Vigilancia y genética

En Gattaca, la policía revisaba el ADN de cualquiera con total impunidad: un pelo en una almohada, un vaso usado, un chicle. Y con eso bastaba para decidir tu destino. Parece exagerado, pero no tanto: en Nueva York la policía fue acusada de guardar ADN de miles de personas, incluidos cabros chicos, la mayoría de barrios pobres y de minorías, sin consentimiento.

¿Se imaginan eso en Chile? Con Carabineros revisando bases de datos genéticas para “predecir” quién es violento o quién es “propenso” a delinquir. Ya sabemos que la mano dura cae sobre las poblaciones y no sobre los barrios cuicos. Si sumamos la genética al combo, la discriminación pasaría a otro nivel, con el sello de “científico” para justificarla.

¿Somos solo ADN?

El problema es que mucha gente cree que el ADN lo define todo. Y no es así. La genética influye, claro, pero también cuentan la crianza, la educación, el entorno, las oportunidades. La misma película lo muestra: Jerome, el “válido” perfecto, termina fracasado y deprimido; en cambio, Vincent, el “inválido”, logra cumplir su sueño a pura garra.

Si reducimos a una persona a lo que diga un test genético, nos arriesgamos a lo peor: cabros convencidos de que no sirven para nada porque el papel lo dice, papás presionando a sus hijos para cumplir lo que se supone que está “en sus genes”, y familias eligiendo embriones no para evitar enfermedades, sino para tener al “crack” de la familia.

El dilema porvenir

Todo esto se vende con buenas intenciones: curar enfermedades, mejorar la salud. Pero la línea entre curar y diseñar se cruza rápido. Y si estas tecnologías quedan solo al alcance de los más ricos, lo que tendremos es una desigualdad todavía más brutal: una aristocracia genética.

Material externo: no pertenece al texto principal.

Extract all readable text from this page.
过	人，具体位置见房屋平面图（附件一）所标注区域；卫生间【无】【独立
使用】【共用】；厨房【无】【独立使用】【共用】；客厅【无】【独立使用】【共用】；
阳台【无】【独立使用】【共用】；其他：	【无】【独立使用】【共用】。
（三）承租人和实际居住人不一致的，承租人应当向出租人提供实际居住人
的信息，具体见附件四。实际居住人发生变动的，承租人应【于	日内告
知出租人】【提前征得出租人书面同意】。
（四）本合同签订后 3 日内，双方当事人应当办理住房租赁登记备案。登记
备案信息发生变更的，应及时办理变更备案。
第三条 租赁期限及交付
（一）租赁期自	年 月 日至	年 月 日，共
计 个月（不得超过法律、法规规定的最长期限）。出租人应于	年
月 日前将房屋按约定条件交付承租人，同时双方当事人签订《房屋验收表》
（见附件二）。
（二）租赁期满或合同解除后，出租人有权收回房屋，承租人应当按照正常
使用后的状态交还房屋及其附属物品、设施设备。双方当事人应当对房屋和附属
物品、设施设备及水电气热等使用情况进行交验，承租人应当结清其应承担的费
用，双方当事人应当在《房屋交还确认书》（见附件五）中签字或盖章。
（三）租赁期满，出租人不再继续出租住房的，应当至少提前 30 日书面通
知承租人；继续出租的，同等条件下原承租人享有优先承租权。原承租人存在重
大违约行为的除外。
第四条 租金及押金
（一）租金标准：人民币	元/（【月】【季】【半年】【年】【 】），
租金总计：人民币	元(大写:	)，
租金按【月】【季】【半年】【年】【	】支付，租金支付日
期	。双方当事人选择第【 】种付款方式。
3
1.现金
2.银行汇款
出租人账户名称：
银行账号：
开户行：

En Chile ya sabemos lo que significa nacer en un barrio u otro, tener un apellido u otro, ir a un colegio cuico o a uno municipal. Ahora imaginen que esa desigualdad quede inscrita en el ADN. Que el hijo de una familia poderosa nazca con todas las ventajas biológicas posibles, mientras el resto queda marcado desde la cuna como “inválido”.

La ciencia puede ser maravillosa si se usa bien. Pero también puede ser la herramienta más peligrosa de exclusión si no nos ponemos vivos y damos la discusión ahora. La pregunta es simple: ¿queremos un futuro donde los cuicos compren mejores genes para sus hijos, mientras los demás seguimos corriendo en una cancha cada vez más inclinada?